Many young people and adults interact with motion pictures on a daily basis. Film projects offer participants the opportunity to try out film as a means of expression themselves – i.e., become acquainted with cinematic language through the analysis or production of films (“media literacy”). A distinction must be made between projects that work creatively with completed films (see the brochure Film ab! Clips gegen Antisemitismus [Take One: Clips against Antisemitism]) and projects in which participants make films themselves.

The project in question took a participatory approach by assigning tasks and roles to individual students when the history workshop film was made (camera, sound, script, interview questions, etc.). By involving students in the selection and visual implementation of topics, we ensured that the finished production truly was a student film.
A top priority was developing the content. The starting point was different forms of discrimination and discriminatory structures. Students chose an aspect of discrimination that they found particularly interesting. A central question was, “What do you want to talk about and show in the film?” The resulting documentary X-Berg, mein Name (X-Berg, My Name) – which focused on Jews and Muslims living in the district of Kreuzberg in Berlin – offered students the chance to learn about different perspectives and show these perspectives in the film (“multiperspectivity”). Students explored different attitudes and experiences of home, discrimination, religiousness, sexuality, and love.

A major pitfall appears to be the desire for the “perfect” film. Due to this perfectionism, the individual film as a product tends to become more important than the learning process with the participants. The privacy rights of all participants need to be considered and respected. Classifications and labeling by the educators (“projective othering”) should be reflected on, and different experiences of belonging should be discussed with the participants.

Gunnar Meyer: The Potential and Pitfalls of Educational Work with Media

Drawing on practical experiences, I would like to present two approaches to using film in anti-discrimination education. I will compare them and describe the opportunities they offer and their pitfalls.
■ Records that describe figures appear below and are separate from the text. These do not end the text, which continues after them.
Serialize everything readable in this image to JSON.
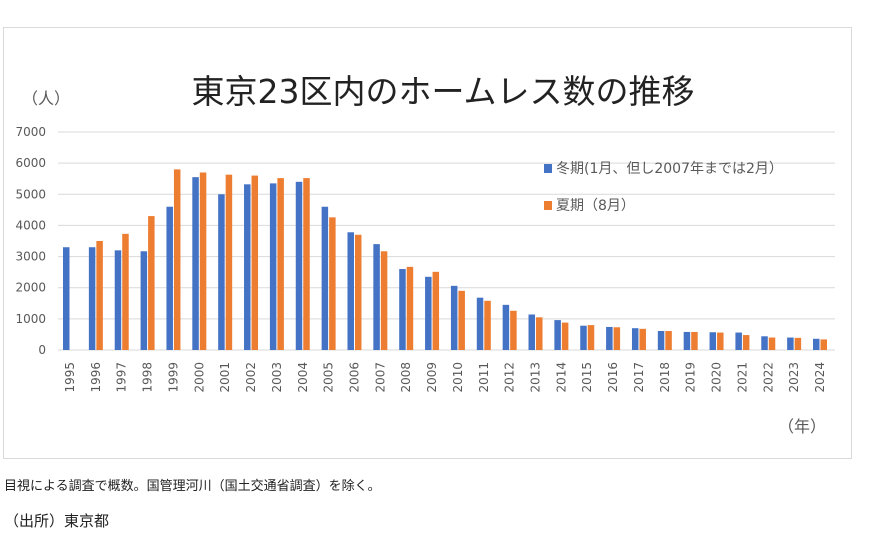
{
  "chart_data": {
    "type": "bar",
    "title": "東京23区内のホームレス数の推移",
    "ylabel": "（人）",
    "xlabel": "（年）",
    "ylim": [
      0,
      7000
    ],
    "yticks": [
      0,
      1000,
      2000,
      3000,
      4000,
      5000,
      6000,
      7000
    ],
    "grid": true,
    "legend_position": "right",
    "categories": [
      "1995",
      "1996",
      "1997",
      "1998",
      "1999",
      "2000",
      "2001",
      "2002",
      "2003",
      "2004",
      "2005",
      "2006",
      "2007",
      "2008",
      "2009",
      "2010",
      "2011",
      "2012",
      "2013",
      "2014",
      "2015",
      "2016",
      "2017",
      "2018",
      "2019",
      "2020",
      "2021",
      "2022",
      "2023",
      "2024"
    ],
    "series": [
      {
        "name": "冬期(1月、但し2007年までは2月）",
        "color": "#4472c4",
        "values": [
          3300,
          3300,
          3200,
          3170,
          4600,
          5550,
          5000,
          5320,
          5350,
          5400,
          4600,
          3780,
          3400,
          2600,
          2350,
          2060,
          1680,
          1450,
          1140,
          960,
          780,
          740,
          700,
          610,
          580,
          570,
          560,
          440,
          400,
          360
        ]
      },
      {
        "name": "夏期（8月）",
        "color": "#ed7d31",
        "values": [
          null,
          3500,
          3730,
          4300,
          5800,
          5700,
          5630,
          5600,
          5520,
          5520,
          4260,
          3700,
          3170,
          2670,
          2510,
          1900,
          1580,
          1260,
          1050,
          880,
          800,
          730,
          680,
          610,
          580,
          560,
          480,
          400,
          390,
          340
        ]
      }
    ]
  },
  "note": "目視による調査で概数。国管理河川（国土交通省調査）を除く。",
  "source": "（出所）東京都"
}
Over the past three years, BildungsBausteine gegen Antisemitismus (Educational Strategies Against Antisemitism) has had very positive experiences with the pilot project Film ab – Medienseminare gegen Antisemitismus (Take One – Media Seminars against Antisemitism), which was carried out in cooperation with the Konradshöhe Youth Education Center. During a weeklong project, the young people studied antisemitism, developed a script based on the aspects of antisemitism they found most important, made a short film or interview, and edited the material into a video clip. The focused, location-specific work atmosphere was one of the positive aspects of this approach. The participants referred back to the previous day’s discussions and experiences, which ensured a continuous development and reflection process. The short, highly structured timeframe also spurred them on. One pitfall was the high degree of advance structuring. During the first two days, this made it impossible to delve more deeply into all the participants’ suggestions and questions.

To illustrate the second approach, I would like to point to the workshop held in 2012 by BildungsBausteine gegen Antisemitismus at the Refik Veseli School in Kreuzberg. In contrast to the weeklong project, this workshop allowed the educators to respond to the participants’ questions and ideas in greater depth. The students’ engagement with topics such as discrimination, antisemitism, and the Middle East conflict culminated in an educational trip to Tel Aviv and Berlin, funded by the EVZ Foundation.

In the course of the project, which ran for more than a year, the students produced the documentary Verkehrte Welt (Topsy-Turvy World), which documents the trip to Israel and the participants’ experiences and explores the central topic of gender relations. In the film, gender perspectives are reversed and the actors and actresses have the opportunity to feel their way into the opposite sex’s roles. In the mutual interviews at the end, the participants critically reflect on their own gender roles and place them in a social context.